The home grown thing is much more messy. New, big features are added all the time. Stuff that worked yesterday breaks today. No one has time for writing proper tests. In this kind of situation, you will often need to compare today’s output with a “known good state”. There is a dozen of roughly understood config options for many things that might make sense if you were insane. Putting the generated code under version control in this situation is a must have since it will make your life easier.
The next level is that the code generator itself is mature bit it offers a ton of config options. Hypothetically, you will know the correct ones to use before you use the generator for the first and only time. Stop laughing. In practice, your understanding of config options will evolve. As you encounter bugs and solutions, you will need to know what else a config change breaks. Make your life easy and use version control: Config change, regenerate, look at diff, try again.
In a similar fashion, learning to use the code generator in an efficient and useful way will take time. You will make mistakes and learn from them. That won’t stop a co-worker from making the same mistakes or other ones. Everyone in the team has to learn to use the tool. Version control will prevent from one person breaking things for others.
How
Write a parameterized unit test which generates the code in a temporary folder. In the end, each file should be a single test which compares the freshly generated version with the one in the source tree.
Add one test at the end which checks that the list of files in both folders is the same (to catch newly generated files and files which have to be deleted).

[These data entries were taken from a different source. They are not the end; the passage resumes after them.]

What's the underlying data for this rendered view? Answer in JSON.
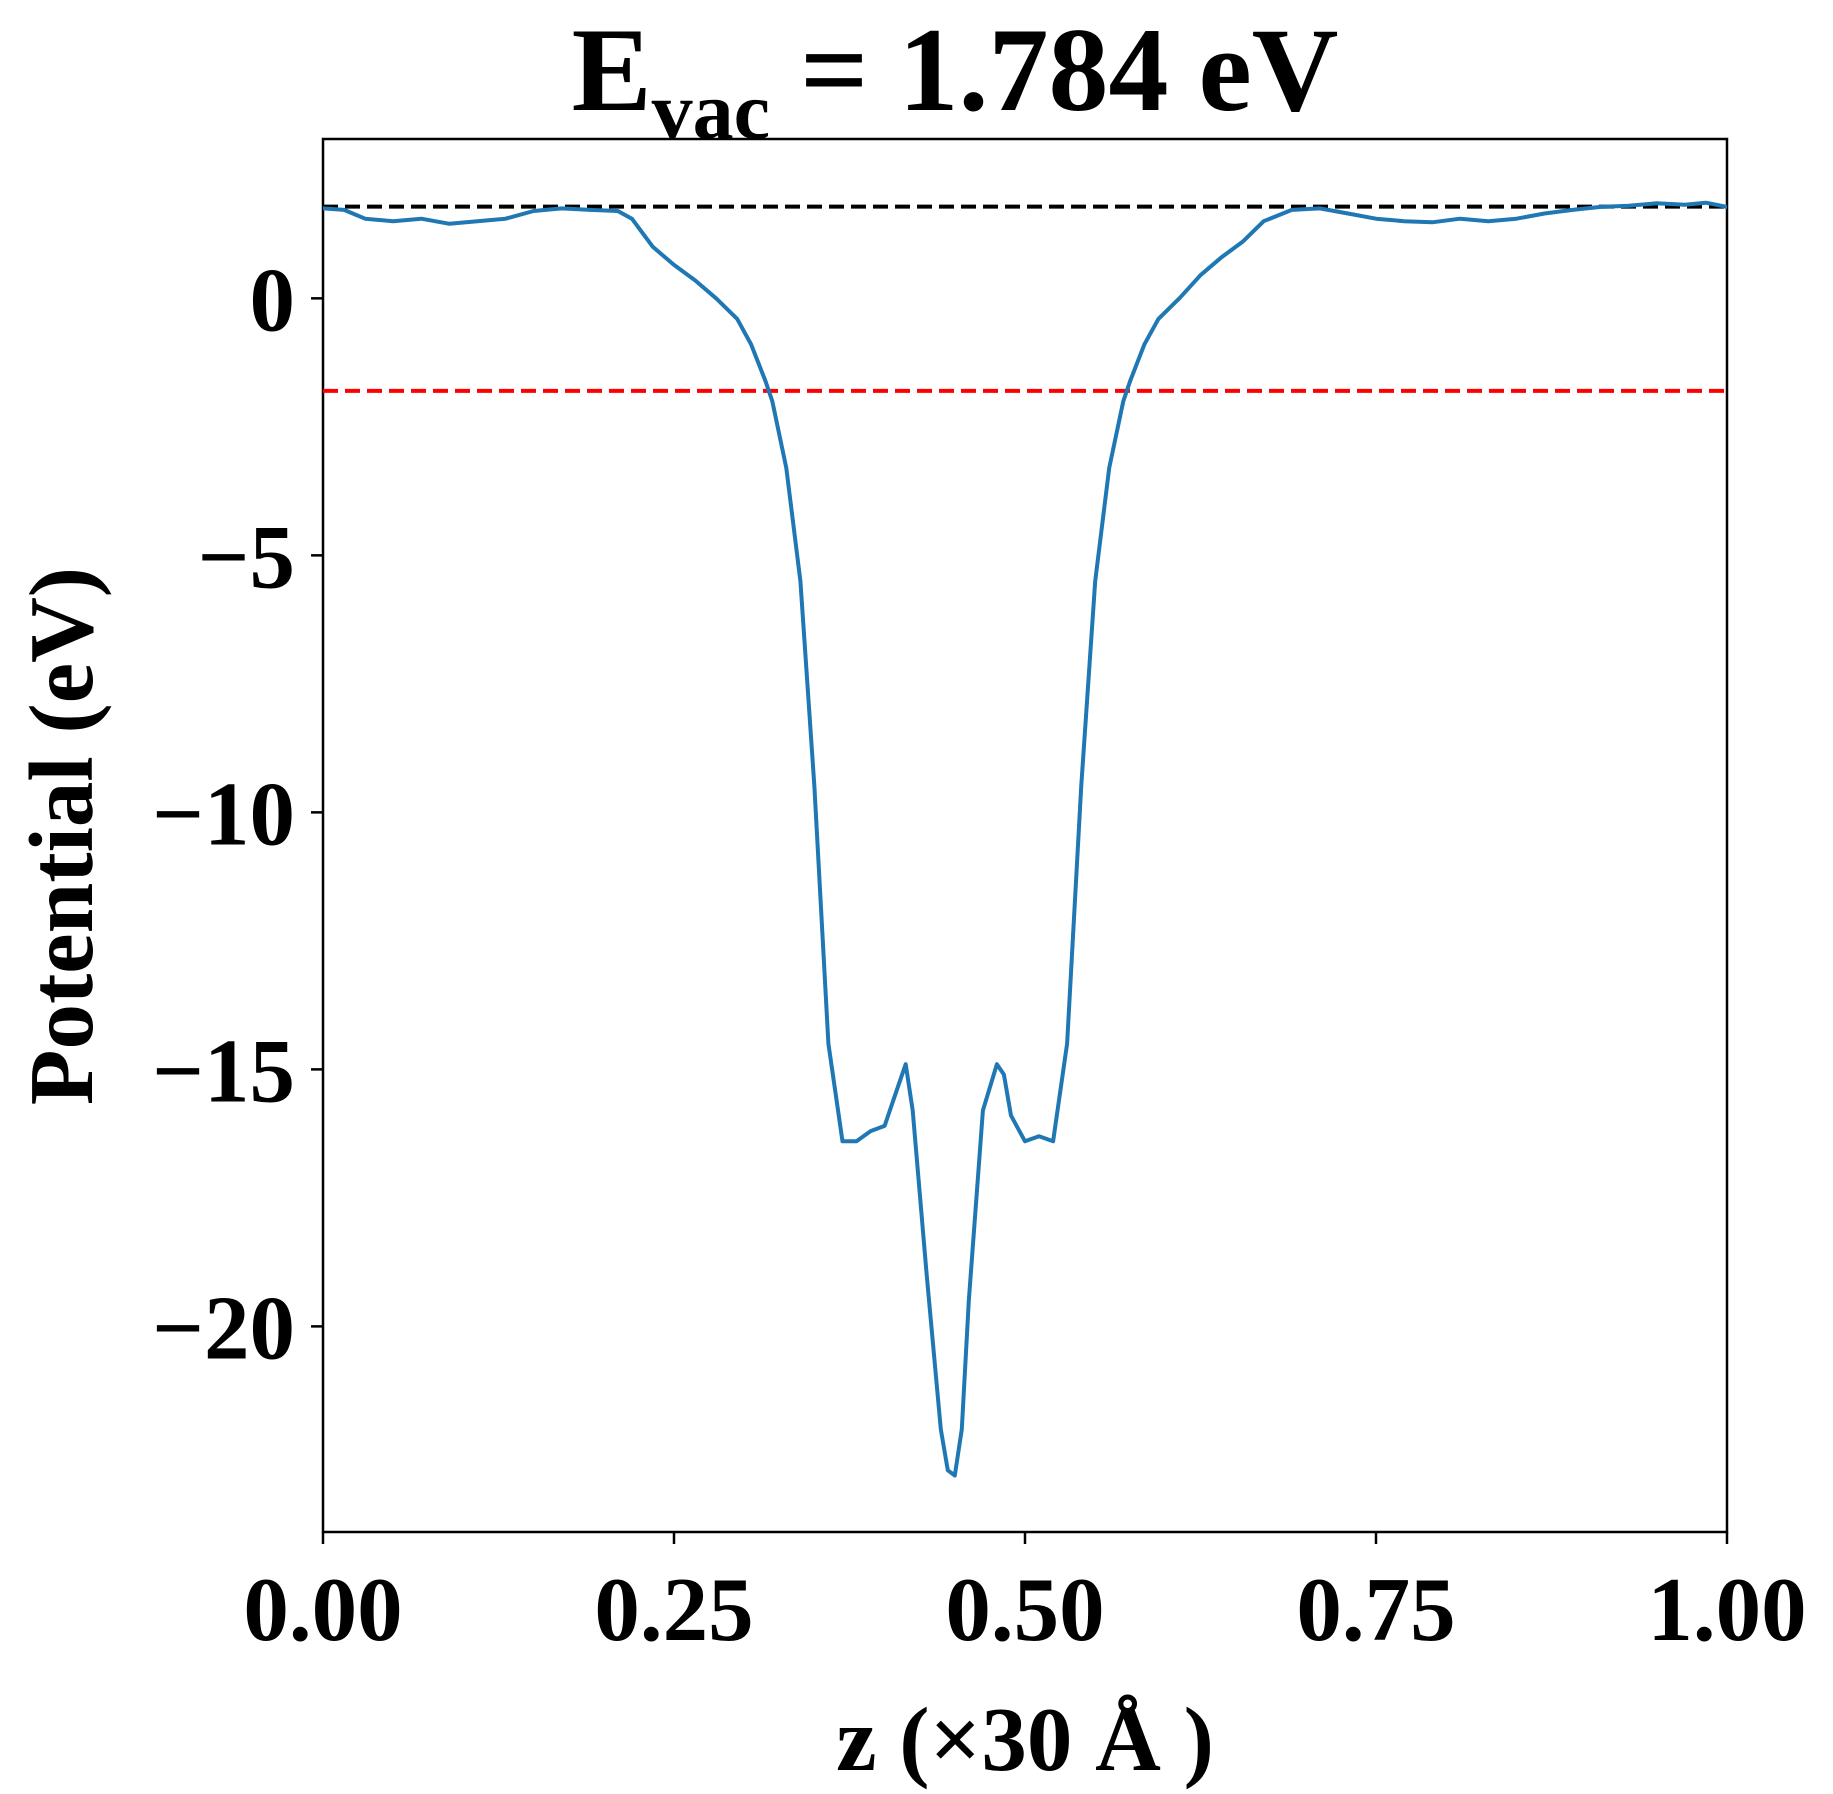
{
  "chart_data": {
    "type": "line",
    "title": {
      "main": "E",
      "subscript": "vac",
      "rest": " = 1.784 eV"
    },
    "xlabel": "z (×30 Å )",
    "ylabel": "Potential (eV)",
    "xlim": [
      0,
      1
    ],
    "ylim": [
      -24.0,
      3.1
    ],
    "x_ticks": [
      0,
      0.25,
      0.5,
      0.75,
      1.0
    ],
    "x_tick_labels": [
      "0.00",
      "0.25",
      "0.50",
      "0.75",
      "1.00"
    ],
    "y_ticks": [
      0,
      -5,
      -10,
      -15,
      -20
    ],
    "y_tick_labels": [
      "0",
      "−5",
      "−10",
      "−15",
      "−20"
    ],
    "grid": false,
    "legend": "none",
    "hlines": [
      {
        "y": 1.784,
        "color": "#000000",
        "style": "dashed"
      },
      {
        "y": -1.8,
        "color": "#ff0000",
        "style": "dashed"
      }
    ],
    "series": [
      {
        "color": "#1f77b4",
        "x": [
          0.0,
          0.015,
          0.03,
          0.05,
          0.07,
          0.09,
          0.11,
          0.13,
          0.15,
          0.17,
          0.19,
          0.21,
          0.22,
          0.235,
          0.25,
          0.265,
          0.28,
          0.295,
          0.305,
          0.315,
          0.32,
          0.33,
          0.34,
          0.35,
          0.36,
          0.37,
          0.38,
          0.39,
          0.4,
          0.41,
          0.415,
          0.42,
          0.43,
          0.44,
          0.445,
          0.45,
          0.455,
          0.46,
          0.47,
          0.48,
          0.485,
          0.49,
          0.5,
          0.51,
          0.52,
          0.53,
          0.54,
          0.55,
          0.56,
          0.57,
          0.575,
          0.585,
          0.595,
          0.61,
          0.625,
          0.64,
          0.655,
          0.67,
          0.69,
          0.71,
          0.73,
          0.75,
          0.77,
          0.79,
          0.81,
          0.83,
          0.85,
          0.87,
          0.89,
          0.91,
          0.93,
          0.95,
          0.97,
          0.985,
          1.0
        ],
        "y": [
          1.75,
          1.72,
          1.55,
          1.5,
          1.55,
          1.45,
          1.5,
          1.55,
          1.7,
          1.75,
          1.72,
          1.7,
          1.55,
          1.0,
          0.65,
          0.35,
          0.0,
          -0.4,
          -0.9,
          -1.6,
          -2.0,
          -3.3,
          -5.5,
          -9.5,
          -14.5,
          -16.4,
          -16.4,
          -16.2,
          -16.1,
          -15.3,
          -14.9,
          -15.8,
          -19.0,
          -22.0,
          -22.8,
          -22.9,
          -22.0,
          -19.5,
          -15.8,
          -14.9,
          -15.1,
          -15.9,
          -16.4,
          -16.3,
          -16.4,
          -14.5,
          -9.5,
          -5.5,
          -3.3,
          -2.0,
          -1.6,
          -0.9,
          -0.4,
          0.0,
          0.45,
          0.8,
          1.1,
          1.5,
          1.72,
          1.75,
          1.65,
          1.55,
          1.5,
          1.48,
          1.55,
          1.5,
          1.55,
          1.65,
          1.72,
          1.78,
          1.8,
          1.85,
          1.82,
          1.86,
          1.78
        ]
      }
    ]
  }
}
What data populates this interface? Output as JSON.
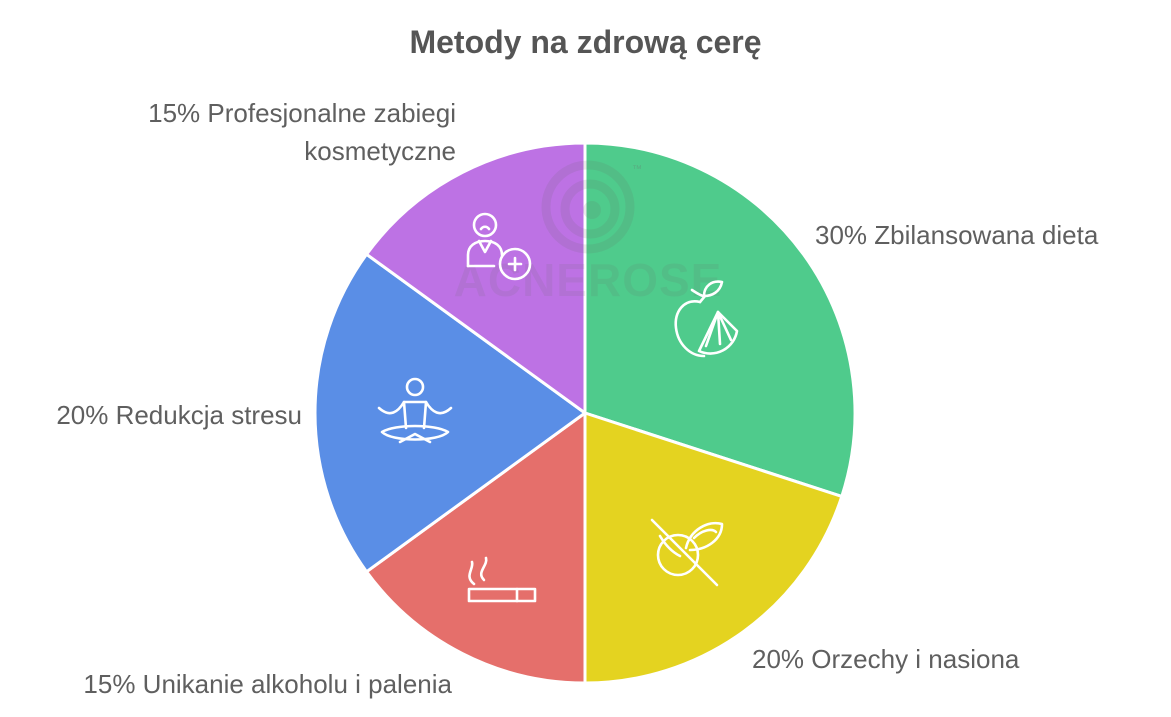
{
  "chart_data": {
    "type": "pie",
    "title": "Metody na zdrową cerę",
    "slices": [
      {
        "label": "30% Zbilansowana dieta",
        "value": 30,
        "color": "#4fcb8c",
        "icon": "fruit-icon"
      },
      {
        "label": "20% Orzechy i nasiona",
        "value": 20,
        "color": "#e4d320",
        "icon": "no-grain-icon"
      },
      {
        "label": "15% Unikanie alkoholu i palenia",
        "value": 15,
        "color": "#e56f6b",
        "icon": "cigarette-icon"
      },
      {
        "label": "20% Redukcja stresu",
        "value": 20,
        "color": "#5a8ee6",
        "icon": "meditation-icon"
      },
      {
        "label": "15% Profesjonalne zabiegi kosmetyczne",
        "value": 15,
        "color": "#bd72e4",
        "icon": "cosmetic-care-icon"
      }
    ]
  },
  "watermark": {
    "text": "ACNEROSE",
    "tm": "™"
  }
}
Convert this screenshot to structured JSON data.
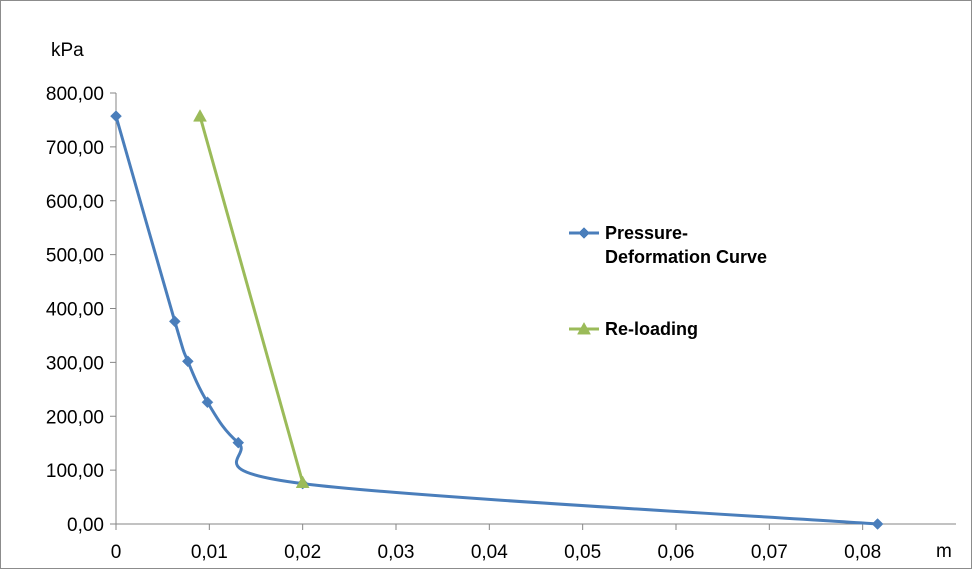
{
  "chart_data": {
    "type": "line",
    "title": "",
    "xlabel": "m",
    "ylabel": "kPa",
    "xlim": [
      0,
      0.09
    ],
    "ylim": [
      0,
      800
    ],
    "x_ticks": [
      0,
      0.01,
      0.02,
      0.03,
      0.04,
      0.05,
      0.06,
      0.07,
      0.08
    ],
    "x_tick_labels": [
      "0",
      "0,01",
      "0,02",
      "0,03",
      "0,04",
      "0,05",
      "0,06",
      "0,07",
      "0,08"
    ],
    "y_ticks": [
      0,
      100,
      200,
      300,
      400,
      500,
      600,
      700,
      800
    ],
    "y_tick_labels": [
      "0,00",
      "100,00",
      "200,00",
      "300,00",
      "400,00",
      "500,00",
      "600,00",
      "700,00",
      "800,00"
    ],
    "grid": false,
    "legend_position": "right",
    "series": [
      {
        "name": "Pressure-Deformation Curve",
        "name_lines": [
          "Pressure-",
          "Deformation Curve"
        ],
        "color": "#4a7ebb",
        "marker": "diamond",
        "smooth": true,
        "points": [
          {
            "x": 0.0,
            "y": 757
          },
          {
            "x": 0.0063,
            "y": 376
          },
          {
            "x": 0.0077,
            "y": 302
          },
          {
            "x": 0.0098,
            "y": 226
          },
          {
            "x": 0.0131,
            "y": 151
          },
          {
            "x": 0.02,
            "y": 75
          },
          {
            "x": 0.0816,
            "y": 0
          }
        ]
      },
      {
        "name": "Re-loading",
        "name_lines": [
          "Re-loading"
        ],
        "color": "#9bbb59",
        "marker": "triangle",
        "smooth": false,
        "points": [
          {
            "x": 0.009,
            "y": 757
          },
          {
            "x": 0.02,
            "y": 77
          }
        ]
      }
    ]
  }
}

Add a command line option which overwrites the source files with the ones created by the test. That way, you can both catch unexpected changes in your CI builds and efficiently update thousands of files when you want.
The logic in the test should be:
expected = content freshly generated file
actual = content of the file in the source tree
or just the file name if the file doesn't exist (makes it
easier to find the file when the test itself is broken).
if expected != actual, then
if (overwrite) then copy expected to actual
assert expected == actual
Use a version of the assert that shows a diff in your IDE. That way, you can open the file in your IDE and use copy&paste out of the diff window to fix small changes to get a feeling how they work.
Or you can edit the sources until they look the way they should and then tweak config options until the tests confirm that the code generator now produces the exact desired result.
Bonus: You can tweak the generated code in your unit test. It’s as simple as applying patches in the “read content of the freshly generated file” step. One way you can use this is to fix all the IDE warnings in the generated code to get a clean workplace. But you can also patch any bugs that the code generator guys don’t want to fix.
Workaround
If you don’t want to put all generated code under version control, you can create a spike project to explore all the important features. In this spike, you create an example for every feature you need and put the output under version control. That way, you don’t have to put millions of lines under version control.
The drawback is that you need a team of disciplined individuals who stick to the plan. In most teams, this kind of discipline is shot in the back by the daily business. If you find yourself in a mess after a few weeks: Put everything under version control. It’s a bit of wasted disk space. Say, $10. If you have talk about it with the team for more than five minutes, that’s already more expensive.